Today, there are many ways to do this. Many seek advice from wealth management companies on how best to invest their money. Many Malaysians also prefer to do business abroad because of greater transparency.

HNWIs see more opportunities overseas, such as property in the United Kingdom or Australia. Many make thses decisions based on where their children will go for further studies.

Most, if not all, rich have offshore bank, accounts because they do not want to put all their eggs in one basket, just in case something unforeseen happens in Malaysia.

According to Siau, there are many private banks across the region to serve this need, a facility that is in short supply in Malaysia.

"There are not enough products width and depth at home to meet this need, so this rich have to go elsewhere to get access to these products," he adds.

Expectation has changed. The current crop of HNWIs wants wealth management strategies that requires a new way of thinking, different strategies to manage risk and greater diversification of their investments.

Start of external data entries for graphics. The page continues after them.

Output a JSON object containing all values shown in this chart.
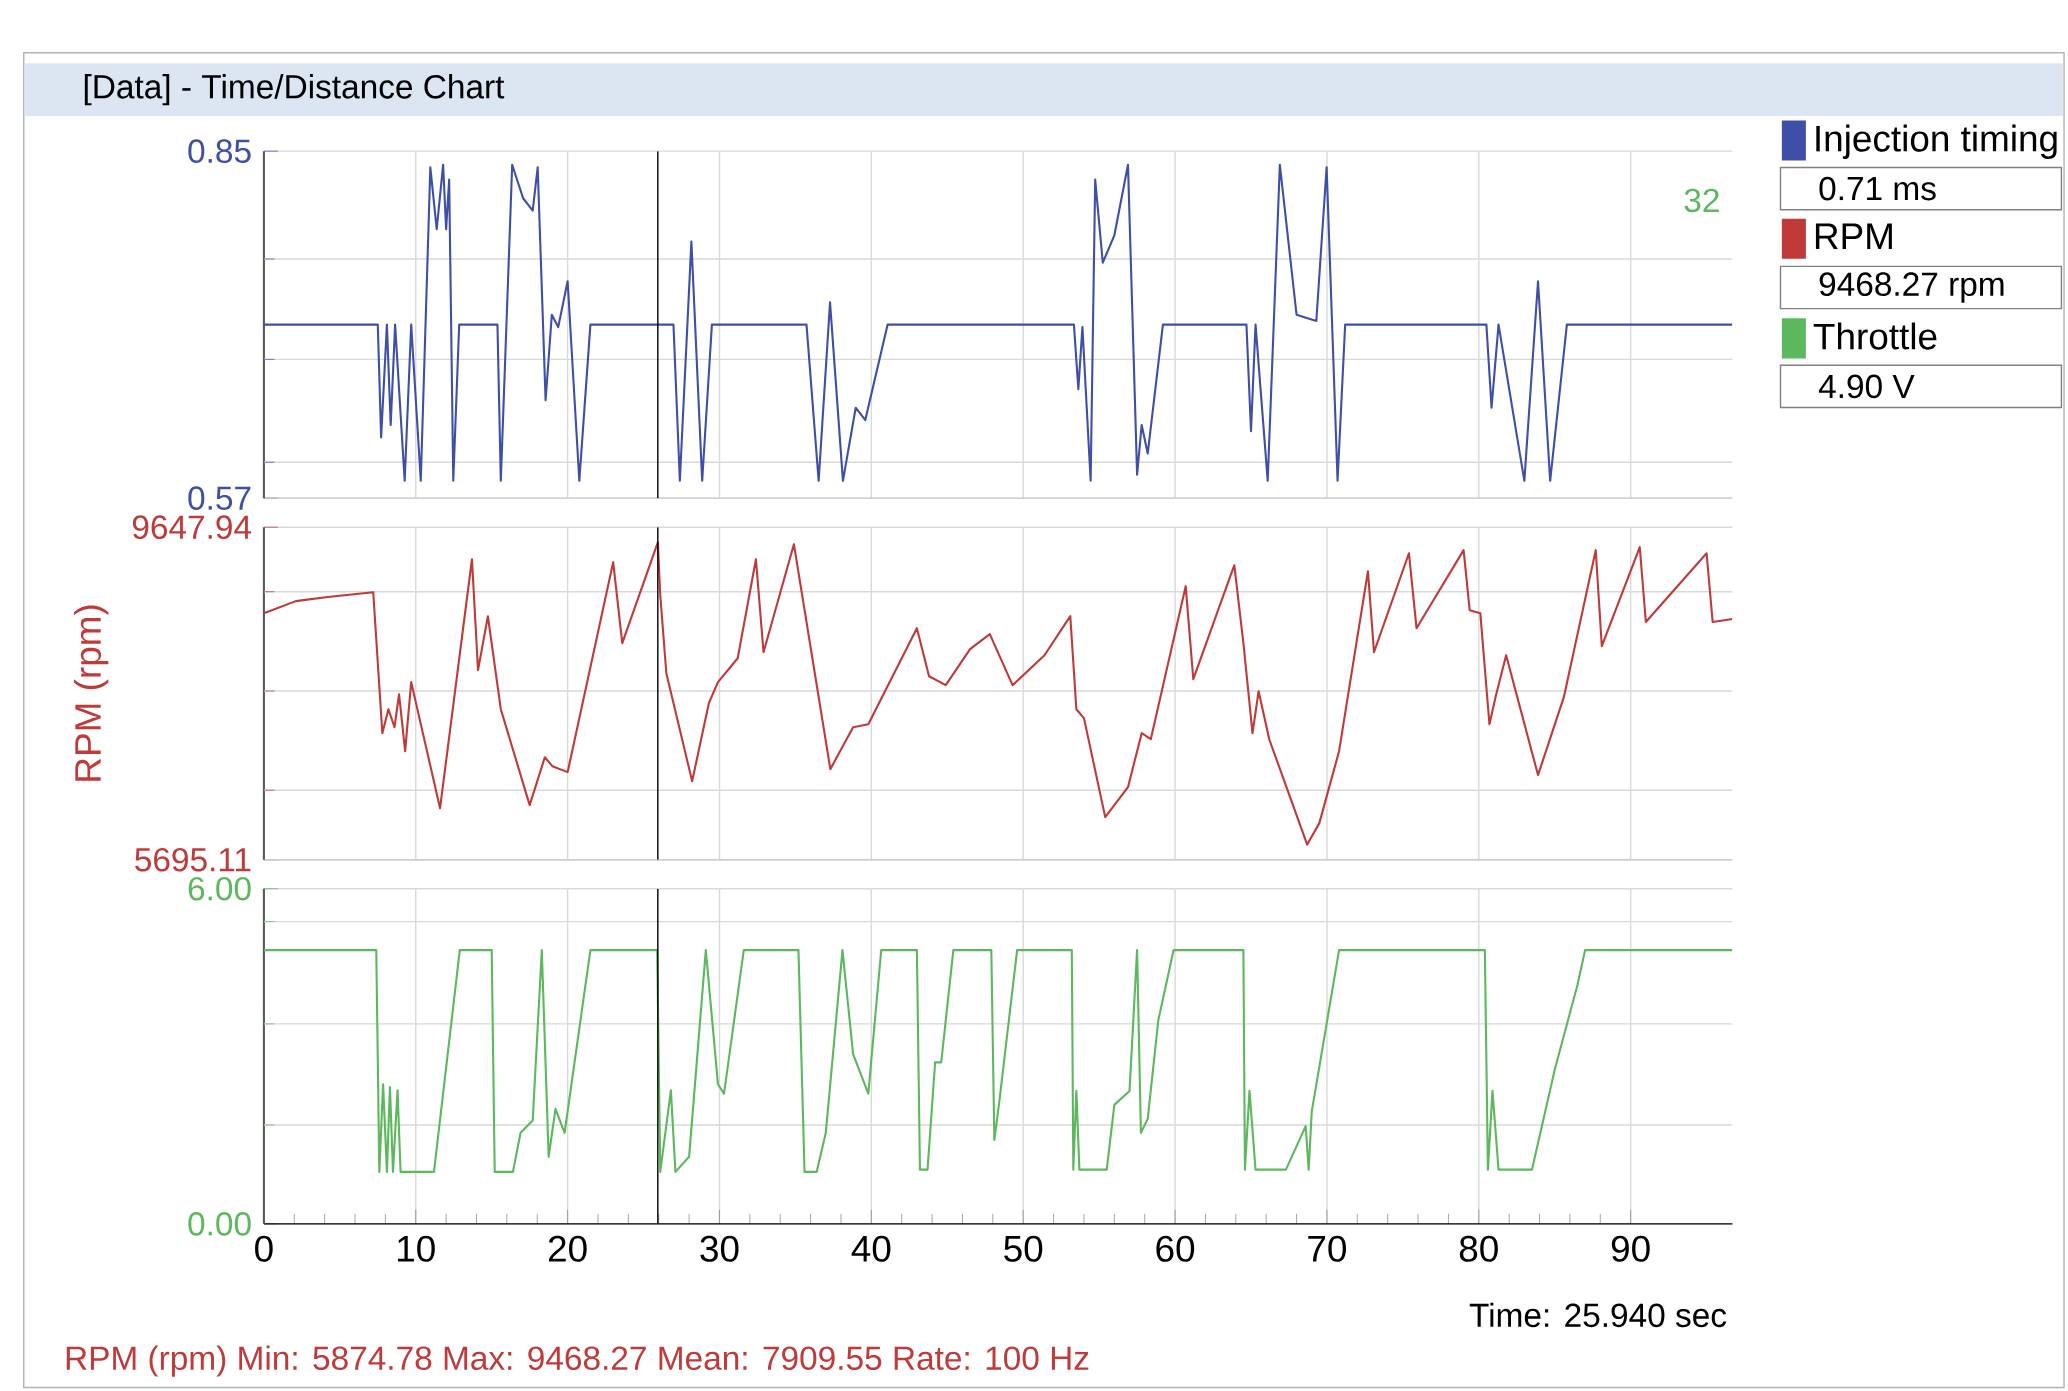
{
  "chart_data": [
    {
      "type": "line",
      "title": "[Data] - Time/Distance Chart",
      "xlim": [
        0,
        96.7
      ],
      "ylim": [
        0.57,
        0.85
      ],
      "xticks": [
        0,
        10,
        20,
        30,
        40,
        50,
        60,
        70,
        80,
        90
      ],
      "yticks": [
        0.57,
        {
          "value": 0.599,
          "label": null
        },
        {
          "value": 0.682,
          "label": null
        },
        {
          "value": 0.763,
          "label": null
        },
        0.85
      ],
      "grid": true,
      "tick_labels": "y",
      "legend": "right",
      "annotations": [
        "0.71 ms"
      ],
      "ref_lines": [
        {
          "axis": "x",
          "value": 25.94,
          "color": "#000000"
        }
      ],
      "series": [
        {
          "name": "Injection timing",
          "color": "#3f4fa8",
          "x": [
            0,
            7.5,
            7.72,
            8.1,
            8.35,
            8.64,
            9.27,
            9.7,
            10.33,
            10.96,
            11.38,
            11.8,
            12.0,
            12.2,
            12.47,
            12.86,
            15.38,
            15.6,
            16.35,
            17.07,
            17.7,
            18.03,
            18.55,
            18.96,
            19.38,
            20.0,
            20.77,
            21.5,
            26.97,
            27.39,
            28.15,
            28.86,
            29.5,
            35.73,
            36.53,
            37.28,
            38.13,
            38.97,
            39.6,
            41.07,
            53.34,
            53.63,
            53.9,
            54.44,
            54.74,
            55.24,
            56.0,
            56.9,
            57.5,
            57.8,
            58.2,
            59.2,
            64.7,
            65.0,
            65.3,
            66.1,
            66.9,
            68.0,
            69.3,
            69.98,
            70.7,
            71.2,
            80.5,
            80.84,
            81.3,
            83.0,
            83.9,
            84.7,
            85.8,
            96.7
          ],
          "values": [
            0.71,
            0.71,
            0.619,
            0.71,
            0.629,
            0.71,
            0.584,
            0.71,
            0.584,
            0.837,
            0.787,
            0.839,
            0.787,
            0.827,
            0.584,
            0.71,
            0.71,
            0.584,
            0.839,
            0.812,
            0.802,
            0.837,
            0.649,
            0.718,
            0.708,
            0.745,
            0.584,
            0.71,
            0.71,
            0.584,
            0.777,
            0.584,
            0.71,
            0.71,
            0.584,
            0.728,
            0.584,
            0.643,
            0.633,
            0.71,
            0.71,
            0.658,
            0.708,
            0.584,
            0.827,
            0.76,
            0.782,
            0.839,
            0.589,
            0.629,
            0.606,
            0.71,
            0.71,
            0.624,
            0.71,
            0.584,
            0.839,
            0.718,
            0.713,
            0.837,
            0.584,
            0.71,
            0.71,
            0.643,
            0.71,
            0.584,
            0.745,
            0.584,
            0.71,
            0.71
          ]
        }
      ]
    },
    {
      "type": "line",
      "ylabel": "RPM (rpm)",
      "xlim": [
        0,
        96.7
      ],
      "ylim": [
        5695.11,
        9647.94
      ],
      "xticks": [
        0,
        10,
        20,
        30,
        40,
        50,
        60,
        70,
        80,
        90
      ],
      "yticks": [
        5695.11,
        {
          "value": 6521,
          "label": null
        },
        {
          "value": 7701,
          "label": null
        },
        {
          "value": 8881,
          "label": null
        },
        9647.94
      ],
      "grid": true,
      "tick_labels": "y",
      "legend": "right",
      "annotations": [
        "9468.27 rpm",
        "RPM (rpm) Min: 5874.78 Max: 9468.27 Mean: 7909.55 Rate: 100 Hz"
      ],
      "ref_lines": [
        {
          "axis": "x",
          "value": 25.94,
          "color": "#000000"
        }
      ],
      "series": [
        {
          "name": "RPM",
          "color": "#c03a3a",
          "x": [
            0,
            2.1,
            4.2,
            7.2,
            7.8,
            8.2,
            8.6,
            8.9,
            9.3,
            9.7,
            11.6,
            13.7,
            14.1,
            14.75,
            15.6,
            17.5,
            18.5,
            19.0,
            20.0,
            23.0,
            23.6,
            25.94,
            26.1,
            26.5,
            28.2,
            29.3,
            29.9,
            31.2,
            32.4,
            32.9,
            34.9,
            37.3,
            38.8,
            39.8,
            43.0,
            43.8,
            44.9,
            46.5,
            47.8,
            49.3,
            51.4,
            53.1,
            53.5,
            54.0,
            55.4,
            56.9,
            57.8,
            58.4,
            60.7,
            61.2,
            63.9,
            64.5,
            65.1,
            65.5,
            66.2,
            68.7,
            69.5,
            70.8,
            72.7,
            73.1,
            75.4,
            75.9,
            79.0,
            79.4,
            80.1,
            80.7,
            81.1,
            81.8,
            83.9,
            85.6,
            87.7,
            88.1,
            90.6,
            91.0,
            95.0,
            95.4,
            96.7
          ],
          "values": [
            8626,
            8769,
            8818,
            8875,
            7199,
            7484,
            7270,
            7662,
            6985,
            7806,
            6307,
            9267,
            7949,
            8590,
            7484,
            6344,
            6913,
            6807,
            6736,
            9232,
            8269,
            9468,
            8840,
            7912,
            6628,
            7556,
            7806,
            8090,
            9267,
            8162,
            9446,
            6772,
            7270,
            7305,
            8447,
            7876,
            7770,
            8198,
            8376,
            7770,
            8126,
            8590,
            7484,
            7378,
            6201,
            6557,
            7199,
            7128,
            8947,
            7841,
            9196,
            8269,
            7199,
            7698,
            7127,
            5875,
            6130,
            6985,
            9124,
            8162,
            9338,
            8447,
            9375,
            8661,
            8626,
            7305,
            7627,
            8126,
            6701,
            7627,
            9375,
            8233,
            9410,
            8521,
            9338,
            8521,
            8557
          ]
        }
      ]
    },
    {
      "type": "line",
      "xlim": [
        0,
        96.7
      ],
      "ylim": [
        0,
        6
      ],
      "xticks": [
        0,
        10,
        20,
        30,
        40,
        50,
        60,
        70,
        80,
        90
      ],
      "yticks": [
        {
          "value": 0,
          "label": "0.00"
        },
        {
          "value": 1.77,
          "label": null
        },
        {
          "value": 3.58,
          "label": null
        },
        {
          "value": 5.41,
          "label": null
        },
        {
          "value": 6,
          "label": "6.00"
        }
      ],
      "grid": true,
      "legend": "right",
      "annotations": [
        "4.90 V",
        "Time: 25.940 sec",
        "32"
      ],
      "ref_lines": [
        {
          "axis": "x",
          "value": 25.94,
          "color": "#000000"
        }
      ],
      "series": [
        {
          "name": "Throttle",
          "color": "#5cb85c",
          "x": [
            0,
            7.4,
            7.6,
            7.85,
            8.1,
            8.3,
            8.5,
            8.8,
            9.0,
            11.2,
            12.9,
            15.0,
            15.2,
            16.4,
            16.9,
            17.7,
            18.3,
            18.75,
            19.2,
            19.8,
            21.5,
            25.9,
            26.1,
            26.8,
            27.1,
            28.0,
            29.1,
            29.9,
            30.3,
            31.6,
            35.2,
            35.6,
            36.4,
            37.0,
            38.1,
            38.8,
            39.8,
            40.65,
            43.0,
            43.2,
            43.7,
            44.2,
            44.6,
            45.4,
            47.9,
            48.1,
            48.4,
            49.6,
            53.2,
            53.3,
            53.5,
            53.7,
            55.5,
            56.0,
            57.0,
            57.5,
            57.75,
            58.2,
            58.9,
            59.9,
            64.5,
            64.6,
            64.9,
            65.3,
            67.3,
            68.6,
            68.8,
            69.0,
            70.8,
            80.4,
            80.6,
            80.9,
            81.3,
            83.5,
            85.0,
            86.5,
            87.0,
            96.7
          ],
          "values": [
            4.9,
            4.9,
            0.93,
            2.5,
            0.93,
            2.45,
            0.93,
            2.39,
            0.93,
            0.93,
            4.9,
            4.9,
            0.93,
            0.93,
            1.63,
            1.85,
            4.9,
            1.2,
            2.06,
            1.63,
            4.9,
            4.9,
            0.93,
            2.39,
            0.93,
            1.2,
            4.9,
            2.5,
            2.33,
            4.9,
            4.9,
            0.93,
            0.93,
            1.63,
            4.9,
            3.04,
            2.33,
            4.9,
            4.9,
            0.97,
            0.97,
            2.89,
            2.89,
            4.9,
            4.9,
            1.5,
            2.13,
            4.9,
            4.9,
            0.97,
            2.38,
            0.97,
            0.97,
            2.13,
            2.38,
            4.9,
            1.63,
            1.88,
            3.65,
            4.9,
            4.9,
            0.97,
            2.38,
            0.97,
            0.97,
            1.75,
            0.97,
            2.01,
            4.9,
            4.9,
            0.97,
            2.38,
            0.97,
            0.97,
            2.76,
            4.28,
            4.9,
            4.9
          ]
        }
      ]
    }
  ]
}
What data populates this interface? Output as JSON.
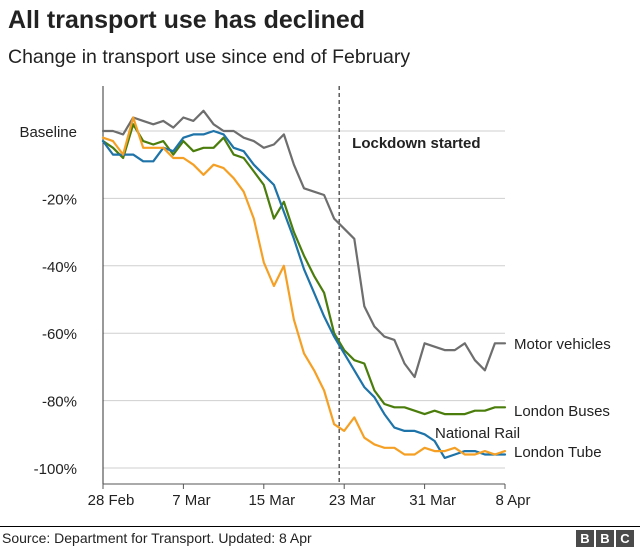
{
  "title": "All transport use has declined",
  "subtitle": "Change in transport use since end of February",
  "source": "Source: Department for Transport. Updated: 8 Apr",
  "logo": {
    "letters": [
      "B",
      "B",
      "C"
    ]
  },
  "chart_data": {
    "type": "line",
    "title": "All transport use has declined",
    "subtitle": "Change in transport use since end of February",
    "xlabel": "",
    "ylabel": "",
    "x": [
      "28 Feb",
      "29 Feb",
      "1 Mar",
      "2 Mar",
      "3 Mar",
      "4 Mar",
      "5 Mar",
      "6 Mar",
      "7 Mar",
      "8 Mar",
      "9 Mar",
      "10 Mar",
      "11 Mar",
      "12 Mar",
      "13 Mar",
      "14 Mar",
      "15 Mar",
      "16 Mar",
      "17 Mar",
      "18 Mar",
      "19 Mar",
      "20 Mar",
      "21 Mar",
      "22 Mar",
      "23 Mar",
      "24 Mar",
      "25 Mar",
      "26 Mar",
      "27 Mar",
      "28 Mar",
      "29 Mar",
      "30 Mar",
      "31 Mar",
      "1 Apr",
      "2 Apr",
      "3 Apr",
      "4 Apr",
      "5 Apr",
      "6 Apr",
      "7 Apr",
      "8 Apr"
    ],
    "xticks": [
      {
        "index": 0,
        "label": "28 Feb"
      },
      {
        "index": 8,
        "label": "7 Mar"
      },
      {
        "index": 16,
        "label": "15 Mar"
      },
      {
        "index": 24,
        "label": "23 Mar"
      },
      {
        "index": 32,
        "label": "31 Mar"
      },
      {
        "index": 40,
        "label": "8 Apr"
      }
    ],
    "yticks": [
      {
        "value": 0,
        "label": "Baseline"
      },
      {
        "value": -20,
        "label": "-20%"
      },
      {
        "value": -40,
        "label": "-40%"
      },
      {
        "value": -60,
        "label": "-60%"
      },
      {
        "value": -80,
        "label": "-80%"
      },
      {
        "value": -100,
        "label": "-100%"
      }
    ],
    "ylim": [
      -103,
      8
    ],
    "grid": true,
    "annotation": {
      "label": "Lockdown started",
      "x_index": 23.5
    },
    "series": [
      {
        "name": "Motor vehicles",
        "color": "#6e6e6e",
        "values": [
          0,
          0,
          -1,
          4,
          3,
          2,
          3,
          1,
          4,
          3,
          6,
          2,
          0,
          0,
          -2,
          -3,
          -5,
          -4,
          -1,
          -10,
          -17,
          -18,
          -19,
          -26,
          -29,
          -32,
          -52,
          -58,
          -61,
          -62,
          -69,
          -73,
          -63,
          -64,
          -65,
          -65,
          -63,
          -68,
          -71,
          -63,
          -63
        ]
      },
      {
        "name": "London Buses",
        "color": "#4a7d0b",
        "values": [
          -3,
          -5,
          -8,
          2,
          -3,
          -4,
          -3,
          -7,
          -3,
          -6,
          -5,
          -5,
          -2,
          -7,
          -8,
          -12,
          -16,
          -26,
          -21,
          -30,
          -37,
          -43,
          -48,
          -60,
          -65,
          -68,
          -69,
          -77,
          -81,
          -82,
          -82,
          -83,
          -84,
          -83,
          -84,
          -84,
          -84,
          -83,
          -83,
          -82,
          -82
        ]
      },
      {
        "name": "National Rail",
        "color": "#1e73a8",
        "values": [
          -3,
          -7,
          -7,
          -7,
          -9,
          -9,
          -5,
          -6,
          -2,
          -1,
          -1,
          0,
          -1,
          -5,
          -6,
          -10,
          -13,
          -16,
          -24,
          -32,
          -41,
          -48,
          -55,
          -61,
          -66,
          -71,
          -76,
          -79,
          -84,
          -88,
          -89,
          -89,
          -90,
          -92,
          -97,
          -96,
          -95,
          -95,
          -96,
          -96,
          -96
        ]
      },
      {
        "name": "London Tube",
        "color": "#f5a024",
        "values": [
          -2,
          -3,
          -7,
          4,
          -5,
          -5,
          -5,
          -8,
          -8,
          -10,
          -13,
          -10,
          -11,
          -14,
          -18,
          -26,
          -39,
          -46,
          -40,
          -56,
          -66,
          -71,
          -77,
          -87,
          -89,
          -85,
          -91,
          -93,
          -94,
          -94,
          -96,
          -96,
          -94,
          -95,
          -95,
          -94,
          -96,
          -96,
          -95,
          -96,
          -95
        ]
      }
    ],
    "series_labels": [
      "Motor vehicles",
      "London Buses",
      "National Rail",
      "London Tube"
    ]
  }
}
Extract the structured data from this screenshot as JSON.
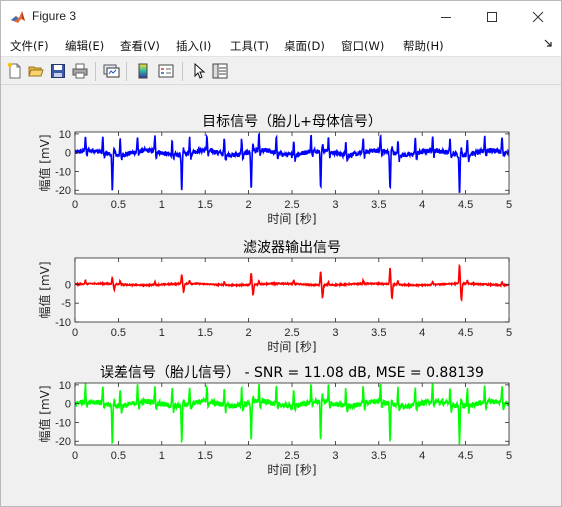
{
  "window": {
    "title": "Figure 3",
    "colors": {
      "titlebar": "#ffffff",
      "background": "#f0f0f0"
    }
  },
  "menu": {
    "items": [
      "文件(F)",
      "编辑(E)",
      "查看(V)",
      "插入(I)",
      "工具(T)",
      "桌面(D)",
      "窗口(W)",
      "帮助(H)"
    ]
  },
  "toolbar": {
    "icons": [
      "new-figure-icon",
      "open-file-icon",
      "save-icon",
      "print-icon",
      "link-plot-icon",
      "insert-colorbar-icon",
      "insert-legend-icon",
      "edit-plot-arrow-icon",
      "property-inspector-icon"
    ]
  },
  "chart_data": [
    {
      "type": "line",
      "title": "目标信号（胎儿+母体信号）",
      "xlabel": "时间 [秒]",
      "ylabel": "幅值 [mV]",
      "xlim": [
        0,
        5
      ],
      "ylim": [
        -22,
        11
      ],
      "xticks": [
        "0",
        "0.5",
        "1",
        "1.5",
        "2",
        "2.5",
        "3",
        "3.5",
        "4",
        "4.5",
        "5"
      ],
      "yticks": [
        "10",
        "0",
        "-10",
        "-20"
      ],
      "ytick_values": [
        10,
        0,
        -10,
        -20
      ],
      "series": [
        {
          "color": "#0000ff",
          "mix": "fetal+maternal",
          "fetal_amp": 8,
          "maternal_amp": -20,
          "noise": 1.3
        }
      ]
    },
    {
      "type": "line",
      "title": "滤波器输出信号",
      "xlabel": "时间 [秒]",
      "ylabel": "幅值 [mV]",
      "xlim": [
        0,
        5
      ],
      "ylim": [
        -10,
        7
      ],
      "xticks": [
        "0",
        "0.5",
        "1",
        "1.5",
        "2",
        "2.5",
        "3",
        "3.5",
        "4",
        "4.5",
        "5"
      ],
      "yticks": [
        "0",
        "-5",
        "-10"
      ],
      "ytick_values": [
        0,
        -5,
        -10
      ],
      "series": [
        {
          "color": "#ff0000",
          "mix": "maternal-growing",
          "maternal_amp": 5,
          "noise": 0.15
        }
      ]
    },
    {
      "type": "line",
      "title": "误差信号（胎儿信号） - SNR = 11.08 dB, MSE = 0.88139",
      "xlabel": "时间 [秒]",
      "ylabel": "幅值 [mV]",
      "xlim": [
        0,
        5
      ],
      "ylim": [
        -22,
        11
      ],
      "xticks": [
        "0",
        "0.5",
        "1",
        "1.5",
        "2",
        "2.5",
        "3",
        "3.5",
        "4",
        "4.5",
        "5"
      ],
      "yticks": [
        "10",
        "0",
        "-10",
        "-20"
      ],
      "ytick_values": [
        10,
        0,
        -10,
        -20
      ],
      "series": [
        {
          "color": "#00ff00",
          "mix": "fetal+maternal",
          "fetal_amp": 9,
          "maternal_amp": -20,
          "noise": 1.4
        }
      ]
    }
  ]
}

The underlying objectives is to come up with a sound financial plan that will be able to withstand unusual and unexpected shocks and crises, say Siau.

"A defensive financial planning strategy should include a large rescue fund and enhanced short-term liquidity. There must be defensive startegies in equity and balanced funds, protection and insurance and counter-trend strategies. It must avoid additional debt on local and global property funds," he adds.

Seah disagrees with Mueller's contention that HNWIS are more concerned with what their peers think of their investment strategies. He believes HNWIs opt for timeless financial planning principles to create and protect their wealth.

"The rich always look for the bright spot in a bleak economy. They look for opportunities to buy global properties and invest in funds when there is a market correction rather that trade in equities," he says.

HNWIs also invest in passions that they feel will provide opportunities for future mega trends. They seek advice to help them discover and attain their financial.